Transition From Childhood To Adulthood In The Fern Hill

As children, we tend to see the world in a better light than when we become adults.

As children, the negative aspects in life are hidden as if camouflaged and the positive aspects pop out to us as the colors in children’s books do. Thomas describes a child living on a farm all happy and innocent while exploring his natural surroundings; however, he soon comes to realize the world around him isn’t as prosperous as he once thought. His innocent outlook on life as a child caused his first experience with adulthood to destroy his once innocent outlook.
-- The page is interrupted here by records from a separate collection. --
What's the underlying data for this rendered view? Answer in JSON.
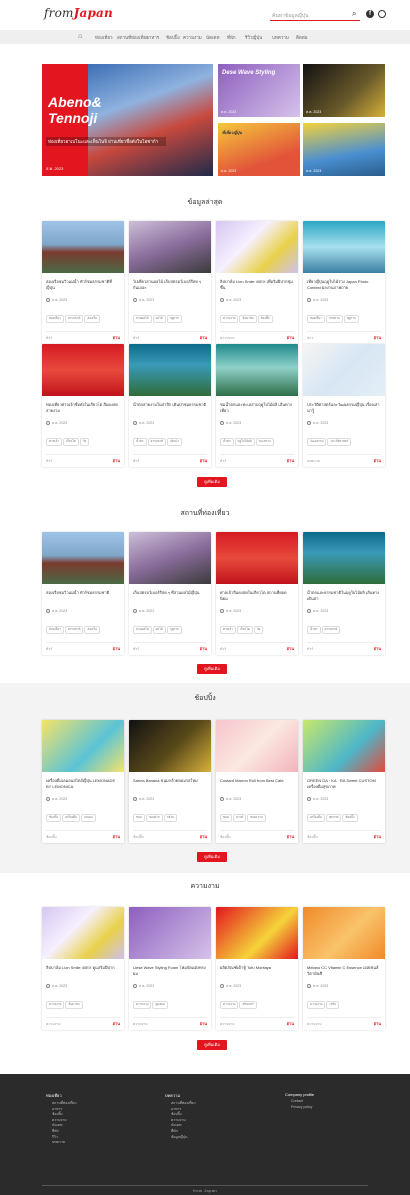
{
  "header": {
    "logo_left": "from",
    "logo_right": "Japan",
    "search_placeholder": "ค้นหาข้อมูลญี่ปุ่น"
  },
  "nav": {
    "items": [
      "ท่องเที่ยว",
      "สถานที่ท่องเที่ยว",
      "อาหาร",
      "ช้อปปิ้ง",
      "ความงาม",
      "นัดเดท",
      "ที่พัก",
      "รีวิวญี่ปุ่น",
      "บทความ",
      "ติดต่อ"
    ]
  },
  "banner": {
    "hero_title_1": "Abeno&",
    "hero_title_2": "Tennoji",
    "hero_sub": "ท่องเที่ยวอาเบโนะและเท็นโนจิ ย่านเที่ยวชื่อดังในโอซาก้า",
    "hero_date": "ส.ค. 2023",
    "tiles": [
      {
        "caption": "Dese Wave Styling",
        "date": "ส.ค. 2023"
      },
      {
        "caption": "",
        "date": "ส.ค. 2023"
      },
      {
        "caption": "ที่เที่ยวญี่ปุ่น",
        "date": "ส.ค. 2023"
      },
      {
        "caption": "",
        "date": "ส.ค. 2023"
      }
    ]
  },
  "sections": {
    "latest": "ข้อมูลล่าสุด",
    "places": "สถานที่ท่องเที่ยว",
    "shopping": "ช้อปปิ้ง",
    "beauty": "ความงาม"
  },
  "more_label": "ดูเพิ่มเติม",
  "read_more": "อ่าน",
  "latest_cards": [
    {
      "title": "ล่องเรือชมวิวแม่น้ำ ทัวร์ชมธรรมชาติที่ญี่ปุ่น",
      "date": "ส.ค. 2023",
      "tags": [
        "ท่องเที่ยว",
        "ธรรมชาติ",
        "ล่องเรือ"
      ],
      "cat": "ทัวร์"
    },
    {
      "title": "ไปเที่ยวสวนผลไม้ เก็บสตรอว์เบอร์รีสด ๆ กันเถอะ",
      "date": "ส.ค. 2023",
      "tags": [
        "สวนผลไม้",
        "ผลไม้",
        "ฤดูกาล"
      ],
      "cat": "ทัวร์"
    },
    {
      "title": "ลิปบาล์ม Lion Smile 40EX เพื่อริมฝีปากชุ่มชื้น",
      "date": "ส.ค. 2023",
      "tags": [
        "ความงาม",
        "ลิปบาล์ม",
        "ช้อปปิ้ง"
      ],
      "cat": "ความงาม"
    },
    {
      "title": "เที่ยวญี่ปุ่นฤดูใบไม้ร่วง Japan Photo Contest ผลงานภาพถ่าย",
      "date": "ส.ค. 2023",
      "tags": [
        "ท่องเที่ยว",
        "ภาพถ่าย",
        "ฤดูกาล"
      ],
      "cat": "ข่าว"
    },
    {
      "title": "ท่องเที่ยวศาลเจ้าชื่อดังในเกียวโต สีแดงสดสวยงาม",
      "date": "ส.ค. 2023",
      "tags": [
        "ศาลเจ้า",
        "เกียวโต",
        "วัด"
      ],
      "cat": "ทัวร์"
    },
    {
      "title": "น้ำตกสวยงามในป่าลึก เดินป่าชมธรรมชาติ",
      "date": "ส.ค. 2023",
      "tags": [
        "น้ำตก",
        "ธรรมชาติ",
        "เดินป่า"
      ],
      "cat": "ทัวร์"
    },
    {
      "title": "ชมน้ำตกและทะเลสาบฤดูใบไม้ผลิ เส้นทางเที่ยว",
      "date": "ส.ค. 2023",
      "tags": [
        "น้ำตก",
        "ฤดูใบไม้ผลิ",
        "ทะเลสาบ"
      ],
      "cat": "ทัวร์"
    },
    {
      "title": "ประวัติศาสตร์และวัฒนธรรมญี่ปุ่น เรื่องเล่าน่ารู้",
      "date": "ส.ค. 2023",
      "tags": [
        "วัฒนธรรม",
        "ประวัติศาสตร์"
      ],
      "cat": "บทความ"
    }
  ],
  "place_cards": [
    {
      "title": "ล่องเรือชมวิวแม่น้ำ ทัวร์ชมธรรมชาติ",
      "date": "ส.ค. 2023",
      "tags": [
        "ท่องเที่ยว",
        "ธรรมชาติ",
        "ล่องเรือ"
      ],
      "cat": "ทัวร์"
    },
    {
      "title": "เก็บสตรอว์เบอร์รีสด ๆ ที่สวนผลไม้ญี่ปุ่น",
      "date": "ส.ค. 2023",
      "tags": [
        "สวนผลไม้",
        "ผลไม้",
        "ฤดูกาล"
      ],
      "cat": "ทัวร์"
    },
    {
      "title": "ศาลเจ้าสีแดงสดในเกียวโต สถานที่ยอดนิยม",
      "date": "ส.ค. 2023",
      "tags": [
        "ศาลเจ้า",
        "เกียวโต",
        "วัด"
      ],
      "cat": "ทัวร์"
    },
    {
      "title": "น้ำตกและธรรมชาติในฤดูใบไม้ผลิ เส้นทางเดินป่า",
      "date": "ส.ค. 2023",
      "tags": [
        "น้ำตก",
        "ธรรมชาติ"
      ],
      "cat": "ทัวร์"
    }
  ],
  "shop_cards": [
    {
      "title": "เครื่องดื่มเลมอนสไตล์ญี่ปุ่น LEMONADE BY LEMONICA",
      "date": "ส.ค. 2023",
      "tags": [
        "ช้อปปิ้ง",
        "เครื่องดื่ม",
        "เลมอน"
      ],
      "cat": "ช้อปปิ้ง"
    },
    {
      "title": "Sanna Banana ขนมกล้วยหอมรสใหม่",
      "date": "ส.ค. 2023",
      "tags": [
        "ขนม",
        "ของฝาก",
        "กล้วย"
      ],
      "cat": "ช้อปปิ้ง"
    },
    {
      "title": "Custard Marron Roll from Best Cafe",
      "date": "ส.ค. 2023",
      "tags": [
        "ขนม",
        "คาเฟ่",
        "ของหวาน"
      ],
      "cat": "ช้อปปิ้ง"
    },
    {
      "title": "GREEN DA · KA · RA Sweet CUSTOM เครื่องดื่มสุขภาพ",
      "date": "ส.ค. 2023",
      "tags": [
        "เครื่องดื่ม",
        "สุขภาพ",
        "ช้อปปิ้ง"
      ],
      "cat": "ช้อปปิ้ง"
    }
  ],
  "beauty_cards": [
    {
      "title": "ลิปบาล์ม Lion Smile 40EX ดูแลริมฝีปาก",
      "date": "ส.ค. 2023",
      "tags": [
        "ความงาม",
        "ลิปบาล์ม"
      ],
      "cat": "ความงาม"
    },
    {
      "title": "Liese Wave Styling Foam โฟมจัดแต่งทรงผม",
      "date": "ส.ค. 2023",
      "tags": [
        "ความงาม",
        "ดูแลผม"
      ],
      "cat": "ความงาม"
    },
    {
      "title": "ผลิตภัณฑ์เต้าหู้ Tofu Moritaya",
      "date": "ส.ค. 2023",
      "tags": [
        "ความงาม",
        "สกินแคร์"
      ],
      "cat": "ความงาม"
    },
    {
      "title": "Melano CC Vitamin C Essence เอสเซนส์วิตามินซี",
      "date": "ส.ค. 2023",
      "tags": [
        "ความงาม",
        "เซรั่ม"
      ],
      "cat": "ความงาม"
    }
  ],
  "footer": {
    "col1_head": "ท่องเที่ยว",
    "col1_items": [
      "สถานที่ท่องเที่ยว",
      "อาหาร",
      "ช้อปปิ้ง",
      "ความงาม",
      "นัดเดท",
      "ที่พัก",
      "รีวิว",
      "บทความ"
    ],
    "col2_head": "บทความ",
    "col2_items": [
      "สถานที่ท่องเที่ยว",
      "อาหาร",
      "ช้อปปิ้ง",
      "ความงาม",
      "นัดเดท",
      "ที่พัก",
      "ข้อมูลญี่ปุ่น"
    ],
    "col3_head": "Company profile",
    "col3_items": [
      "Contact",
      "Privacy policy"
    ],
    "bottom_logo": "from Japan"
  }
}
He sought to stay in his little paradise to prevent the loss of his childhood; however, adulthood is inevitable. Therefore, Thomas mourns the loss of his childhood and the innocence he once had. The poem, “Fern Hill” by Dylan Thomas represents a physiological lense as it highlights the transition of childhood to adulthood.
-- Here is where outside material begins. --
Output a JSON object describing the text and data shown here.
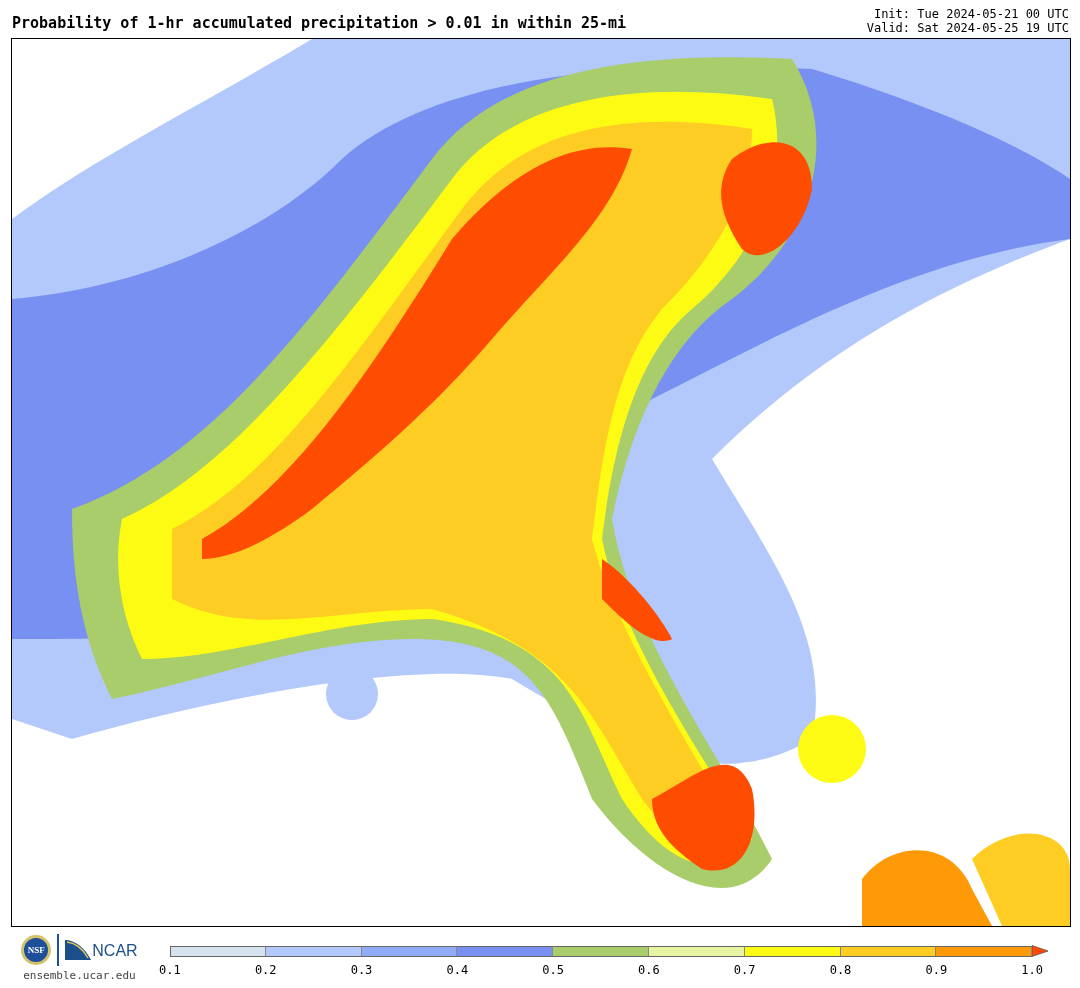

Dylan highlights his childhood at the beginning of his poem, “Fern Hill” that illustrates the memories of the times he would spend at his mother’s country home during the holidays. Within his poem, he describes his natural surroundings when he states “Now as I was young and easy under the apple boughs/About the lilting house and happy as the grass was green/The night above the dingle starry…”. Apple trees, green grass, and a starry sky convey the natural surrounding of the innocent life that a child lives living without worry. As he explored the wilderness, he felt as if he was a “prince” acting as a “huntsman and herdsman”. However, this time wouldn’t last forever as the fear of growing up caused this time to only occur “once only”. Overall, the careless and carefree life of an innocent child leads only to regret.

Dylan looks back on his childhood as he is an adult where he is referring in the past tense which gives the reader the idea that Thomas is now an adult looking back on his childhood. He uses wording such as “I was” and “had” among other past tense words throughout his poem conveying that his time on “Fern Hill” occurred in his past. As the poem goes on, the fear of regret is mentioned when Thomas writes “nothing I cared” showing the regrets he has of carelessness in his childhood. He writes “nothing I cared” once more at the beginning the last stanza to greave the loss of his childhood and his innocence.